THE MILITARY JUDGE ERRED IN FAILING TO ASCERTAIN WHETHER THE APPELLANT UNDERSTOOD THAT THE COURT WAS EMPOWERED TO ADJUDGE A BAD CONDUCT DISCHARGE ONLY BY OPERATION OF PARAGRAPH 127c, SECTION B, OF THE MANUAL FOR COURTS-MARTIAL, 1969 (REV.). UNITED STATES V. CARE, 18 U.S.C.M.A. 535, 40 C.M.R. 247 (1969).

II

THE MILITARY JUDGE FAILED TO INSTRUCT THE MEMBERS CONCERNING THE ESCALATOR EFFECT OF PARAGRAPH 127c, SECTION B, MCM. UNITED STATES V. TIMMONS, 13 M.J. 431 (C.M.A.1982).

At the outset, we confirm that the military judge failed, as averred, to give the advice and instruction. We join the issues for consideration because of the similarity in legal analysis which controls the disposition of each.

Obvious from the facts detailed above is that, under the circumstances of this case, that is, the existence of two prior convictions by courts-martial and conviction of two or more offenses, each of which has a maximum punishment to confinement of one month and none of which, standing alone, authorizes imposition of a bad conduct discharge, two distinct escalator clauses were applicable in determining the maximum imposable punishment. Paragraph 127c, Section B, Manual for Courts-Martial, 1969 (Rev.), (MCM).1

We first note that, contrary to appellant’s assertion, United States v. Care, supra, does not require that an accused be advised of the maximum punishment imposable by a court-martial and, thus, does not, as a necessary corollary, mandate the giving of the supplementary advice concerning the application, by operation of law, of the various escalator clauses provided for in Paragraph 127c, Section B, MCM. Similarly, we cannot agree with the inference suggested by the Government that no duty is placed upon a military judge to inform an accused of the operation of an escalator clause or to so instruct the members of the court.

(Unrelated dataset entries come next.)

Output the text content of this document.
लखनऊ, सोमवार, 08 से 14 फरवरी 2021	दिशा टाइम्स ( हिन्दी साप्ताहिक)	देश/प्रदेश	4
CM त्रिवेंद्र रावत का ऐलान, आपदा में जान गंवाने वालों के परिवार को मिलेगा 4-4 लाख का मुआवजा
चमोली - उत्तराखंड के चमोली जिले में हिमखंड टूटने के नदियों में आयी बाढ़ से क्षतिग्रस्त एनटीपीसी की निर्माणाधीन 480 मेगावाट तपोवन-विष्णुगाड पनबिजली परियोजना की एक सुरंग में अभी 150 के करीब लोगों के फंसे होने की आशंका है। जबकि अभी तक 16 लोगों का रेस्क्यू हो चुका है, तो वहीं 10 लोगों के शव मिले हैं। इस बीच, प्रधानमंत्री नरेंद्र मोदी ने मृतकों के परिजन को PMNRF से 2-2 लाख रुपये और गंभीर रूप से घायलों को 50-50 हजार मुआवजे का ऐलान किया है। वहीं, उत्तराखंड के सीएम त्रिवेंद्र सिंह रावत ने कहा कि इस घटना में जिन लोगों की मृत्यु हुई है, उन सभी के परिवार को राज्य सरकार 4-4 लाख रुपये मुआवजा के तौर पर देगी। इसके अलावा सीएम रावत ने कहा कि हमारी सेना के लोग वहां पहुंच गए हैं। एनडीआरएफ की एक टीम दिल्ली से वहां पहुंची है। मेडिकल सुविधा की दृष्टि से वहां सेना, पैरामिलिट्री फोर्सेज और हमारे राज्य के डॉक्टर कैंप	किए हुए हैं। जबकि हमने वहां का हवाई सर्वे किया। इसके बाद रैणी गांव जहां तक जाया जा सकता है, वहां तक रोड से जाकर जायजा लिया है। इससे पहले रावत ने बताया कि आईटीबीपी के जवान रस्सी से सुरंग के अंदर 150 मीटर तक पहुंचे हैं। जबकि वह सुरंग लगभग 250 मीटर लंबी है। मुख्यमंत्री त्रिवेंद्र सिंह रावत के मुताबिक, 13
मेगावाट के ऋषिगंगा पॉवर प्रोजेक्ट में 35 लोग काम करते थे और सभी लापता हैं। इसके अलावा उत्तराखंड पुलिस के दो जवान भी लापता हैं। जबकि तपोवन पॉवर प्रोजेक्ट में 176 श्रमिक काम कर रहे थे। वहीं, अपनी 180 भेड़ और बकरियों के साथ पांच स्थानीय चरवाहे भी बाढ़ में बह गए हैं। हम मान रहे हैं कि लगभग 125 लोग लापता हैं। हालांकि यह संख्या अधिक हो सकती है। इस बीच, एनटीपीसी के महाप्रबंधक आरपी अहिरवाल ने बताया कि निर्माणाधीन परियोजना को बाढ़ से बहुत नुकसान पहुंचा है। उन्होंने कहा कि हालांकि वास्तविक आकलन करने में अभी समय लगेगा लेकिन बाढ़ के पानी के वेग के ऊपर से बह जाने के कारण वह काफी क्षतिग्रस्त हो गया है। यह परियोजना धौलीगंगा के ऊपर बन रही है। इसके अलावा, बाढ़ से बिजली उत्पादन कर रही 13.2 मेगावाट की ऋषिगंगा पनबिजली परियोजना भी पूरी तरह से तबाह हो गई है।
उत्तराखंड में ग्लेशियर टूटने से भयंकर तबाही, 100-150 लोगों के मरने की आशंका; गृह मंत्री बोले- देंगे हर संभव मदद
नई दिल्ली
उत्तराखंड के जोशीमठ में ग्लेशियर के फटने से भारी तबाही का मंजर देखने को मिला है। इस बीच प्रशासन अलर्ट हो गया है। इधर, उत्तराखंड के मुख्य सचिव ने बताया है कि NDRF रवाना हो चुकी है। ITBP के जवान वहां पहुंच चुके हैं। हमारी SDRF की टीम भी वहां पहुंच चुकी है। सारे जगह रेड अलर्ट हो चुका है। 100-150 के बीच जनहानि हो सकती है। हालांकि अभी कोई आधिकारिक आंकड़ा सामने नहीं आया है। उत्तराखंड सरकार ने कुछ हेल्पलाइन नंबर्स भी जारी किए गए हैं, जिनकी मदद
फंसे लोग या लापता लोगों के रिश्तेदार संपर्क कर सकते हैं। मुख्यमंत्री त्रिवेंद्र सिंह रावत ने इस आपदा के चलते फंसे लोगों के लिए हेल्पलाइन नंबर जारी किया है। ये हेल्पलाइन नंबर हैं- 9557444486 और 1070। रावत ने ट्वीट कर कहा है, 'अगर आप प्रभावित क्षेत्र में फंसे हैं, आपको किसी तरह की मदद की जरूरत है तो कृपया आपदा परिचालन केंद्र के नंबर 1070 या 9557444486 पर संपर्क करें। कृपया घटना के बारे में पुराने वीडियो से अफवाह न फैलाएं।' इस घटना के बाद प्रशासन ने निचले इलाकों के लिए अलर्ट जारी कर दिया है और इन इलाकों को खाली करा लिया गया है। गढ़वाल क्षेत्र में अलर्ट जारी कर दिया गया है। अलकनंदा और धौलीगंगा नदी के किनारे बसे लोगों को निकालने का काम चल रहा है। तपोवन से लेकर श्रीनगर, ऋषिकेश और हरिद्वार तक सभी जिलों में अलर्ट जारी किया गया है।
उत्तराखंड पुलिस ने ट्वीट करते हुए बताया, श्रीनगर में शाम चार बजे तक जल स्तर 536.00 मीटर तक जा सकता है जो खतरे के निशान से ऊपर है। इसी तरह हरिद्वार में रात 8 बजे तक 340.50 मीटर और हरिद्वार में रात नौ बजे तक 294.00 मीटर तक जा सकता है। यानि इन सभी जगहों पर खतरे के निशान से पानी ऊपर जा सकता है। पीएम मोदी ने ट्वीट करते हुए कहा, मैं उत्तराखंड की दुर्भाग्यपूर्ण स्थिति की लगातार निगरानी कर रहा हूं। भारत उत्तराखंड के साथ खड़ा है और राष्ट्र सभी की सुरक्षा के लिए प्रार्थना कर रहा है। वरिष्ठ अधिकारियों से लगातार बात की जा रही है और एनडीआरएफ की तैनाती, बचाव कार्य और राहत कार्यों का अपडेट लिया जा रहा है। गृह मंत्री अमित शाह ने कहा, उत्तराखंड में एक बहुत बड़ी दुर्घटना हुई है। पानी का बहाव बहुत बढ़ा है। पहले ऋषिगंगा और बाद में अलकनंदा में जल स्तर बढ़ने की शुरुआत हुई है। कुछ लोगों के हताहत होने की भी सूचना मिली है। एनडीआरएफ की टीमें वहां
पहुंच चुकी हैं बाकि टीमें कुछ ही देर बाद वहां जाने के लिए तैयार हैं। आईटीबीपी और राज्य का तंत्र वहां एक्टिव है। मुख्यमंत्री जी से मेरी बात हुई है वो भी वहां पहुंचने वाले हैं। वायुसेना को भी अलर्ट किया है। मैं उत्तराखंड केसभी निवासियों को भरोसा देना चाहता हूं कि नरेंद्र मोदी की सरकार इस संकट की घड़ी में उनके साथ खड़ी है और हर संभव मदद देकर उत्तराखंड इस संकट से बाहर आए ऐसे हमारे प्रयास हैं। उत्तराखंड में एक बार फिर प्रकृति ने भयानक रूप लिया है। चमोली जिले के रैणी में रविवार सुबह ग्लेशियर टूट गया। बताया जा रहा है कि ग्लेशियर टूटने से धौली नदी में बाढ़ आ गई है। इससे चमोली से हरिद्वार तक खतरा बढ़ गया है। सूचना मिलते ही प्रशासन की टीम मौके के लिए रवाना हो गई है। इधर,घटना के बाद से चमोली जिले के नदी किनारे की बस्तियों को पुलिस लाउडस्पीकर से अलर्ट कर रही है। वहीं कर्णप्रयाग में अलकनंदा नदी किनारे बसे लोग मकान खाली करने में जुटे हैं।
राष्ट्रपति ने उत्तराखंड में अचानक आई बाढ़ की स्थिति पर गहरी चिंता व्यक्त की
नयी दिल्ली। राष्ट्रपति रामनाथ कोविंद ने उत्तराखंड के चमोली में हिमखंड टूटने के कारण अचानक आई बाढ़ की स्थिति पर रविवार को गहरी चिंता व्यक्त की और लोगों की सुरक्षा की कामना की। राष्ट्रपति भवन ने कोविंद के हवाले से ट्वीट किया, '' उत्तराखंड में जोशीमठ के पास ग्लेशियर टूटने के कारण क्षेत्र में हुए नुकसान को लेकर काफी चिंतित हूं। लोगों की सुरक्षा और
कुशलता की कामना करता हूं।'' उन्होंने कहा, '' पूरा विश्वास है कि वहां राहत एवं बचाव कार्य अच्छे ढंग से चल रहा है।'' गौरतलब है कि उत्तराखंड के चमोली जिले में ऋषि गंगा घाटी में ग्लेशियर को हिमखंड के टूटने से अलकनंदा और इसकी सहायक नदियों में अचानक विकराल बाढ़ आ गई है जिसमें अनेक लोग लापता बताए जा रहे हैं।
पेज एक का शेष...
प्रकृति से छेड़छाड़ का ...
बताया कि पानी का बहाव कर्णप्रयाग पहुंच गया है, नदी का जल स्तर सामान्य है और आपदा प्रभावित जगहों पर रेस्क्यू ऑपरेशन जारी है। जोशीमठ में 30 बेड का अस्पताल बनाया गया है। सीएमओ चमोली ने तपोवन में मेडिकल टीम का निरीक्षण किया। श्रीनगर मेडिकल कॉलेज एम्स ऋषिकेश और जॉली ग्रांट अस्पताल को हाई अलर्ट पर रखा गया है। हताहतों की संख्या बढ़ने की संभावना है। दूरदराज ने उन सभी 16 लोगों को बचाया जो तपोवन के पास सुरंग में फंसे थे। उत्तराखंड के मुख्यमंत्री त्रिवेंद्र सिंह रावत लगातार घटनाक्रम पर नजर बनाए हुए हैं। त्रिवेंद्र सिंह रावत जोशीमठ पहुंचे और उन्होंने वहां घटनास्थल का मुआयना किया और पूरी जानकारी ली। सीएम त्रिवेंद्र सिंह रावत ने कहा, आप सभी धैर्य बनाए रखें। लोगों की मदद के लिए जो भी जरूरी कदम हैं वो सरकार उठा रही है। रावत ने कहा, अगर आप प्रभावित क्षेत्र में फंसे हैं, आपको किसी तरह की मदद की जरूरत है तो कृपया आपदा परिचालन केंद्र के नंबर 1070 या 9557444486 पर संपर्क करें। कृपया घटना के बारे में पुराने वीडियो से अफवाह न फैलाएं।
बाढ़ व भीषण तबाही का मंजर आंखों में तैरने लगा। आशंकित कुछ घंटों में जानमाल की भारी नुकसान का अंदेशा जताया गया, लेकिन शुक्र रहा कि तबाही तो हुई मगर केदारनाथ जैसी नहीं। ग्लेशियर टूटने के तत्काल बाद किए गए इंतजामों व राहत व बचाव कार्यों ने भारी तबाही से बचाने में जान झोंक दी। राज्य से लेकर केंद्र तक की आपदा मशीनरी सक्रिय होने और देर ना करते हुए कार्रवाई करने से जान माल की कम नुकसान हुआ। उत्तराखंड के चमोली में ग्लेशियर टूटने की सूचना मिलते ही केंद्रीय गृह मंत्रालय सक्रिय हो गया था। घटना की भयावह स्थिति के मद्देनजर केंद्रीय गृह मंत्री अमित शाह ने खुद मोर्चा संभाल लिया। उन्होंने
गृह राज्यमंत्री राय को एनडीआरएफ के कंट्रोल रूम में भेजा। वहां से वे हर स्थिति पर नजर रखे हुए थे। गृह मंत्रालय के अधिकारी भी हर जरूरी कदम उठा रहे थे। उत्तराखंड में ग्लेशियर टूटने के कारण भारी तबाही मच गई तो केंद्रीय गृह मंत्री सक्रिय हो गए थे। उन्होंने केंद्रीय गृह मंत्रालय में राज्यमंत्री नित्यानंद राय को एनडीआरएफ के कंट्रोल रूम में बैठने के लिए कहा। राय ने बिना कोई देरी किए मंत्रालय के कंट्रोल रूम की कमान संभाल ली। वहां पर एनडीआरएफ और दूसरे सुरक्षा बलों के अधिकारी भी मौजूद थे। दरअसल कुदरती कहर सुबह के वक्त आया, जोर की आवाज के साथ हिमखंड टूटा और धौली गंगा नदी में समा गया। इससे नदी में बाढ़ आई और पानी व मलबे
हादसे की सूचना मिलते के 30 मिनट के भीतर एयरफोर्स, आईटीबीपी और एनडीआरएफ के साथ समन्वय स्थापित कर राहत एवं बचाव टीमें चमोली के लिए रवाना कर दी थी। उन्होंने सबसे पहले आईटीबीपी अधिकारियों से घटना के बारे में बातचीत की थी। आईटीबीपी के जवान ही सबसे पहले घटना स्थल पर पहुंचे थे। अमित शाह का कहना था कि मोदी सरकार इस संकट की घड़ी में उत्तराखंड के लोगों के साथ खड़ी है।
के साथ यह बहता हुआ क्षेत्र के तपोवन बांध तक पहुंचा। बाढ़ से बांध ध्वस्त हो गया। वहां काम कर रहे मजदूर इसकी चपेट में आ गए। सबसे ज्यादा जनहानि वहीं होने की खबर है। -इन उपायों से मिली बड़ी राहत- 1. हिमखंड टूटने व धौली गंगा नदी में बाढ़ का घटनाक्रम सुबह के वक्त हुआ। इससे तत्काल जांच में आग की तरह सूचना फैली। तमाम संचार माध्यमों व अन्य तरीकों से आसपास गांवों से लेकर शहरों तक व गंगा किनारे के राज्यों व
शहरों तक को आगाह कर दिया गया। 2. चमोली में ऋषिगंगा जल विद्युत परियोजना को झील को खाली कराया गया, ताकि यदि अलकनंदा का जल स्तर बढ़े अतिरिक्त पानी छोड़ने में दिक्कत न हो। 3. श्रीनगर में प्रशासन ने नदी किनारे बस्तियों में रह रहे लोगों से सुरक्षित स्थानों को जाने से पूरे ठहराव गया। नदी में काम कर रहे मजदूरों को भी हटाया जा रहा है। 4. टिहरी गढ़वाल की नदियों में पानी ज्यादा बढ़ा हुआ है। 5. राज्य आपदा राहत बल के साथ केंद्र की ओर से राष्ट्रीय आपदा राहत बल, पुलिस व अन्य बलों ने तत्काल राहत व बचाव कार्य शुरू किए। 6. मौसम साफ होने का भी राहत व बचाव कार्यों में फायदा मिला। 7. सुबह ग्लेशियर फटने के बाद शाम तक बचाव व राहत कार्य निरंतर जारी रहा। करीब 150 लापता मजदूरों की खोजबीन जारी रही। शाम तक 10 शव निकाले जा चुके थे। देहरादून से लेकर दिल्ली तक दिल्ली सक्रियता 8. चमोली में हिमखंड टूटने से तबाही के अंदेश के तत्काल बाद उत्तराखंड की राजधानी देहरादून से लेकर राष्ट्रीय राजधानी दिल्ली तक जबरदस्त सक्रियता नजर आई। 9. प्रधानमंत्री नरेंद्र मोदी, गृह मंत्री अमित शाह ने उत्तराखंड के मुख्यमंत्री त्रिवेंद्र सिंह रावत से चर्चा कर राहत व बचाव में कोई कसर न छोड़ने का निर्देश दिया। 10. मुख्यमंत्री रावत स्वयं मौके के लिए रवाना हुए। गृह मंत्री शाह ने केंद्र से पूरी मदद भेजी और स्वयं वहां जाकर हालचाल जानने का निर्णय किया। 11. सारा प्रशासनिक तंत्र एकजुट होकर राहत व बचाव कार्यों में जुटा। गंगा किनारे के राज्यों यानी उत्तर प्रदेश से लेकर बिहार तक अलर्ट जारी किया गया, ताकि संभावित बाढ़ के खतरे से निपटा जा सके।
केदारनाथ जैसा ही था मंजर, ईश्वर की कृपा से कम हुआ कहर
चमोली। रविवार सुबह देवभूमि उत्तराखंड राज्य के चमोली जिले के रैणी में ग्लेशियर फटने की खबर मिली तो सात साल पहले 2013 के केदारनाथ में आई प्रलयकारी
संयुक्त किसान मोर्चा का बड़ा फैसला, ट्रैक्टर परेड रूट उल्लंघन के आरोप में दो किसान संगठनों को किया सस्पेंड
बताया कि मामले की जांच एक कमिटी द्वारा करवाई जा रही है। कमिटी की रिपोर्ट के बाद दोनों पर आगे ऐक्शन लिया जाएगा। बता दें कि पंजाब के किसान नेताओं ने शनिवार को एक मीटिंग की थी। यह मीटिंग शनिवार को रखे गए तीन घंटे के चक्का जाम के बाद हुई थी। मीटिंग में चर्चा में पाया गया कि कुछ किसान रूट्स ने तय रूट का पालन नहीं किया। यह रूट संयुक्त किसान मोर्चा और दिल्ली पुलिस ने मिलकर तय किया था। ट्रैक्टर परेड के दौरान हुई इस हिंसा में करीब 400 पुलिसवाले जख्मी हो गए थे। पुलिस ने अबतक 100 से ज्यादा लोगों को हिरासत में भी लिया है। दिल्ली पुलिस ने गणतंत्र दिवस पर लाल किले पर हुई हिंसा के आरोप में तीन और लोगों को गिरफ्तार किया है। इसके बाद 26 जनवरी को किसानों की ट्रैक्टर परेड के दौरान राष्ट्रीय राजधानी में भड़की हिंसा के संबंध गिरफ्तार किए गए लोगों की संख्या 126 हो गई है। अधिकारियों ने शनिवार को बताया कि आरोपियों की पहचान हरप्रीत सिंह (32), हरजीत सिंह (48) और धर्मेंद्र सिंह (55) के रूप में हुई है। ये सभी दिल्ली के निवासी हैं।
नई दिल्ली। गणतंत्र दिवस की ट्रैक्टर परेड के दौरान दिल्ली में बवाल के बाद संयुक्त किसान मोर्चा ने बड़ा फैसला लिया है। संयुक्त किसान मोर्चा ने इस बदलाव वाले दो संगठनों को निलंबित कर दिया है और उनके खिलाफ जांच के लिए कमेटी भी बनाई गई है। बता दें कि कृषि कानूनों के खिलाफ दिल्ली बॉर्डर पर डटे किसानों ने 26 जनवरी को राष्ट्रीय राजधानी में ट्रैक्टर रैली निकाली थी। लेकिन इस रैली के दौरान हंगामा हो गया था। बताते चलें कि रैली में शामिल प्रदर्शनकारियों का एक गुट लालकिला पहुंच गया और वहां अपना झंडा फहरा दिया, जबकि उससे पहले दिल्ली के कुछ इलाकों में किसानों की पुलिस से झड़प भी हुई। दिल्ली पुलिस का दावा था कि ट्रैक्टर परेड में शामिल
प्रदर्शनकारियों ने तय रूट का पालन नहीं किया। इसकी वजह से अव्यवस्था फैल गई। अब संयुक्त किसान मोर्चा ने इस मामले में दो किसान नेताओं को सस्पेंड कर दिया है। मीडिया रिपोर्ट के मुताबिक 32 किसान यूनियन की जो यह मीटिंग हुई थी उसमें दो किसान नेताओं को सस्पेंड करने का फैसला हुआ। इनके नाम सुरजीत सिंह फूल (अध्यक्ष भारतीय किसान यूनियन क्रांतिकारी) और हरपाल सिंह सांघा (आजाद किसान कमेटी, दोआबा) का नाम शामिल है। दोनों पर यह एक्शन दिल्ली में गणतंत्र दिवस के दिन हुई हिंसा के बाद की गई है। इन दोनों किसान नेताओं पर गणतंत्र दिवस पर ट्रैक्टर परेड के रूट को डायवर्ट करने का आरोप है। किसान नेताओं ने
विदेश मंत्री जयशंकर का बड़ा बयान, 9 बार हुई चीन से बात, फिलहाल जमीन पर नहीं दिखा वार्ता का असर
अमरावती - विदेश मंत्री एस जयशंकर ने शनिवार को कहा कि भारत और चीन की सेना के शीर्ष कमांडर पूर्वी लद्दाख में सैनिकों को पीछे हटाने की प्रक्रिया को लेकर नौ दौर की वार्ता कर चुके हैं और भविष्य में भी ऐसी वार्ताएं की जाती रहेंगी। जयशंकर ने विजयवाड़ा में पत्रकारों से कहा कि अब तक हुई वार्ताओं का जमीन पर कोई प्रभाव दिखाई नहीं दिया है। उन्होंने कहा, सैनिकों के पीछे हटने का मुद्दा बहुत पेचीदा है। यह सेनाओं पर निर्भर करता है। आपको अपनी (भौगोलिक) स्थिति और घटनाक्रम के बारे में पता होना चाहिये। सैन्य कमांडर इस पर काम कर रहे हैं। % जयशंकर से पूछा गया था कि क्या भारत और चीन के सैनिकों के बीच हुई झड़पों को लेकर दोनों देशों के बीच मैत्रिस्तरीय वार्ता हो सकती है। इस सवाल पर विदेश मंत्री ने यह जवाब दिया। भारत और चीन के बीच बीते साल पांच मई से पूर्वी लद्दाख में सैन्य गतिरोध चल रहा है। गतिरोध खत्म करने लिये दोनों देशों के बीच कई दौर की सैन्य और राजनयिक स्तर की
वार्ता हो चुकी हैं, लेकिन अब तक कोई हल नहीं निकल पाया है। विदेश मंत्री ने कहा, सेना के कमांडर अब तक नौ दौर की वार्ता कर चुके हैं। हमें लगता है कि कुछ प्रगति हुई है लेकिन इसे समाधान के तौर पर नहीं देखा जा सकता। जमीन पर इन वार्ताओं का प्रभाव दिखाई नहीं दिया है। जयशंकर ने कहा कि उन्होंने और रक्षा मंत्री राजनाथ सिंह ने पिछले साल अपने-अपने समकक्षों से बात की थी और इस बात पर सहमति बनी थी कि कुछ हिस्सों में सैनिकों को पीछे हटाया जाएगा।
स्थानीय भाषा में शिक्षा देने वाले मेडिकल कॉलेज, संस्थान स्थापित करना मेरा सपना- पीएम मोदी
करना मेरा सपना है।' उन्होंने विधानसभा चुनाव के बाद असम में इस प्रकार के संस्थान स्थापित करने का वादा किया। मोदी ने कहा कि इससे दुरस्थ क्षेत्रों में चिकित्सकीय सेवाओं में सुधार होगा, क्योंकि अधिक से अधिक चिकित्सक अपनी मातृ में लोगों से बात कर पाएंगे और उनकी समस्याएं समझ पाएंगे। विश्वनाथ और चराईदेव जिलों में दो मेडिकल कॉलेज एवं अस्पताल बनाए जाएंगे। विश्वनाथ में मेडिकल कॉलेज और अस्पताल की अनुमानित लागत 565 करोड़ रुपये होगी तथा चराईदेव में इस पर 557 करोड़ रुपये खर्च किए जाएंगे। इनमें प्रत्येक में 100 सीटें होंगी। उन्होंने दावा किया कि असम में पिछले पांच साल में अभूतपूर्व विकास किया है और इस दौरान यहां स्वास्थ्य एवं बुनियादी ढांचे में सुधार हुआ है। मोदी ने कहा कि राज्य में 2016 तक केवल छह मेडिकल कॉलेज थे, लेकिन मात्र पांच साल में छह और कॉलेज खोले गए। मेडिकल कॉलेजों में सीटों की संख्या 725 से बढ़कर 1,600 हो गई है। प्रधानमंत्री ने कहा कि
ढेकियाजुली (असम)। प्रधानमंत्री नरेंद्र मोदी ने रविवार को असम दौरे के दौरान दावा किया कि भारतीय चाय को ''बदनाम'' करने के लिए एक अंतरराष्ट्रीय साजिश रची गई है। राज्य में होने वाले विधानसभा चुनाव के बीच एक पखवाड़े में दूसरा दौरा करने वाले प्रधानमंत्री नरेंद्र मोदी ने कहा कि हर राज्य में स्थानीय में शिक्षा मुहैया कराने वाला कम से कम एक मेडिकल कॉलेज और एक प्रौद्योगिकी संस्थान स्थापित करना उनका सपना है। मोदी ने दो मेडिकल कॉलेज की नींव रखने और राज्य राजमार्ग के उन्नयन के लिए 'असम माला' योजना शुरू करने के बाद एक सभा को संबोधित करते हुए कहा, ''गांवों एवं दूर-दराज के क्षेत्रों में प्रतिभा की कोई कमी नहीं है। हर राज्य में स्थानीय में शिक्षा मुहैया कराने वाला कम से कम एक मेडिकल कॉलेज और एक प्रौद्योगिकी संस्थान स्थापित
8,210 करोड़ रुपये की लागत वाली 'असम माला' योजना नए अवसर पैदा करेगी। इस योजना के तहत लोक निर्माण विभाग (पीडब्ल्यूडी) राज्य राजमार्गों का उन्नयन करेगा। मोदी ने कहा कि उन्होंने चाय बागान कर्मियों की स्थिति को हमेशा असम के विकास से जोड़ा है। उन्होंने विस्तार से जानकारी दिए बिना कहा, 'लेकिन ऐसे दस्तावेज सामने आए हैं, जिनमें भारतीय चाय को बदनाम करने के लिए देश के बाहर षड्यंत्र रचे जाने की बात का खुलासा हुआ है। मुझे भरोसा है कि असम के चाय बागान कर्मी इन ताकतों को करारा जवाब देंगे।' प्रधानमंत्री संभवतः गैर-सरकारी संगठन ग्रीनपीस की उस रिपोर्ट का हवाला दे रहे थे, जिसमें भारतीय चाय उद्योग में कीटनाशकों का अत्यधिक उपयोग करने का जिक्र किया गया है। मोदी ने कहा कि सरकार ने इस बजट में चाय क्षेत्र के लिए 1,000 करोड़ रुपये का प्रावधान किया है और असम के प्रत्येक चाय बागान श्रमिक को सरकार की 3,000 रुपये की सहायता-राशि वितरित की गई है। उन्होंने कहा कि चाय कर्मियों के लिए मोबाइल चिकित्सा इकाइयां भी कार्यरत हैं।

The sua sponte duty of the military judge in both instances is clear. Paragraph 70b (2), MCM, provides:

“The military judge ... must explain to the accused the maximum authorized punishment, including permissible additional punishment (127c, Section B), as appropriate, which may be adjudged upon conviction of the offenses.”

As to the “two or more offenses” clause, the advice can, and must, be given as part of the providence inquiry, for the pleas of the accused to specific offenses render the application of the clause immediate. Of course, absent clairvoyance, a military *625judge would not then be on notice of the possible application of the “two or more previous convictions” clause. He is, however, then aware of the condition which would trigger the application of that clause — a guilty plea to an offense which would not authorize the imposition of a bad conduct discharge. Guidance 2 for this situation is provided a military judge by Appendix 8b, MCM, at A8-15, which sets forth the advice to be given to an accused concerning the “prospective effect of proof of these convictions.” (Emphasis supplied).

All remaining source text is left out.